Malheureusement, je suis trop rarement chez moi. Ça peut paraître fou mais je suis plutôt maison. Préparer à manger, faire mon lit, le ménage, parcourir mon courrier… Comme je cours d’un tournoi à l’autre, ça m’est quasiment impossible. Quand je suis malgré tout chez moi, je profite de ma collection d’art.

Que collectionnez-vous ?

L’art moderne, surtout des peintures de jeunes artistes américains dans lesquels j’investis. Pas pour gagner de l’argent plus tard mais je suis heureuse de contempler certaines oeuvres. Ça me met de bonne humeur. L’art moderne est souvent excentrique et je dois donc me demander quel est le message du tableau. J’ai acheté chaque peinture à un moment particulier de ma carrière pour qu’il y ait en elle quelque chose de moi-même.

Qu’est-ce qui compte pour vous : les couleurs ou les formes ?

La technique et les couleurs. Il suffit d’entrer dans une galerie d’art pour remarquer à quel point les goûts peuvent différer. Pour une toile que j’aime, dix la détestent.

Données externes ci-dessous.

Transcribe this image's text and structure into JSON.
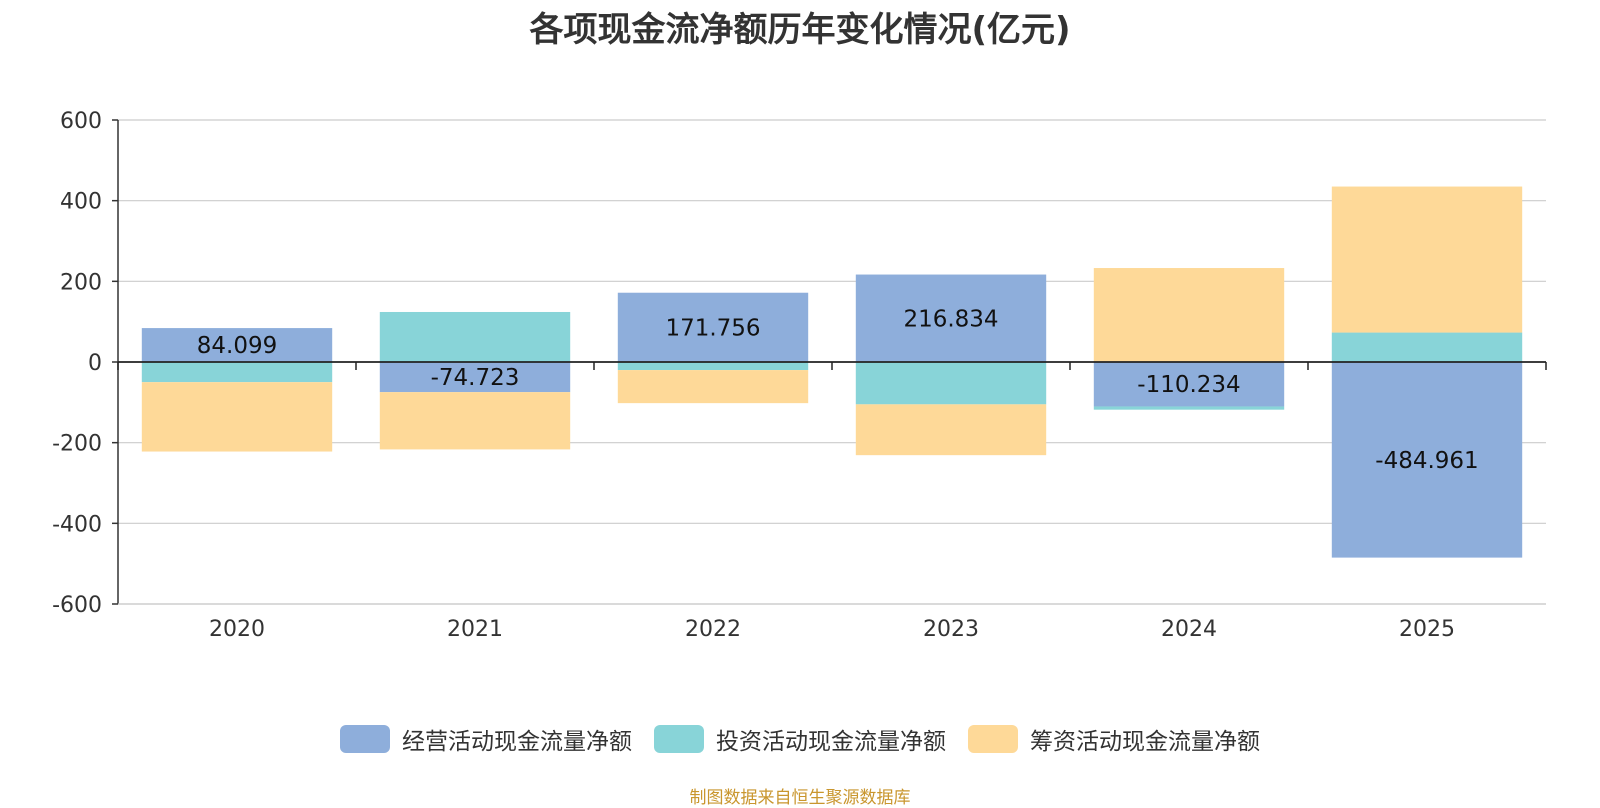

La WTA veut bannir les ahanements excessifs des courts, depuis l’année dernière. À juste titre ?

Je ne pense pas qu’excessif soit le terme adéquat. Les coaches peuvent apprendre à leurs joueurs des techniques de respiration spéciales à un âge très tendre mais quand j’ai effectué mes débuts, personne ne s’y intéressait. J’ai été formée comme ça et il m’est pratiquement impossible d’arrêter du jour au lendemain. C’est comme si demain, je devais effectuer un coup droit avec une autre poignée. Ceci dit, pour les jeunes joueuses qui débutent, imposer une certaine limite sonore n’est pas une mauvaise idée.

Quels sont vos projets à court terme ? Des grands chelems, l’élite absolue, une médaille olympique en 2016 ?

Quand on a gagné quatre grands chelems, on ne manque pas de grands objectifs. Une médaille olympique serait spéciale car jouer pour la médaille d’or à Londres a été une expérience unique.

Mais vous avez été battue 6-0, 6-1 par Serena Williams. La fin n’a pas été heureuse…

Hélas non, mais je suis quand même fière d’avoir gagné la médaille d’argent dès mes premiers Jeux. Dans deux ans, j’aurai une nouvelle chance.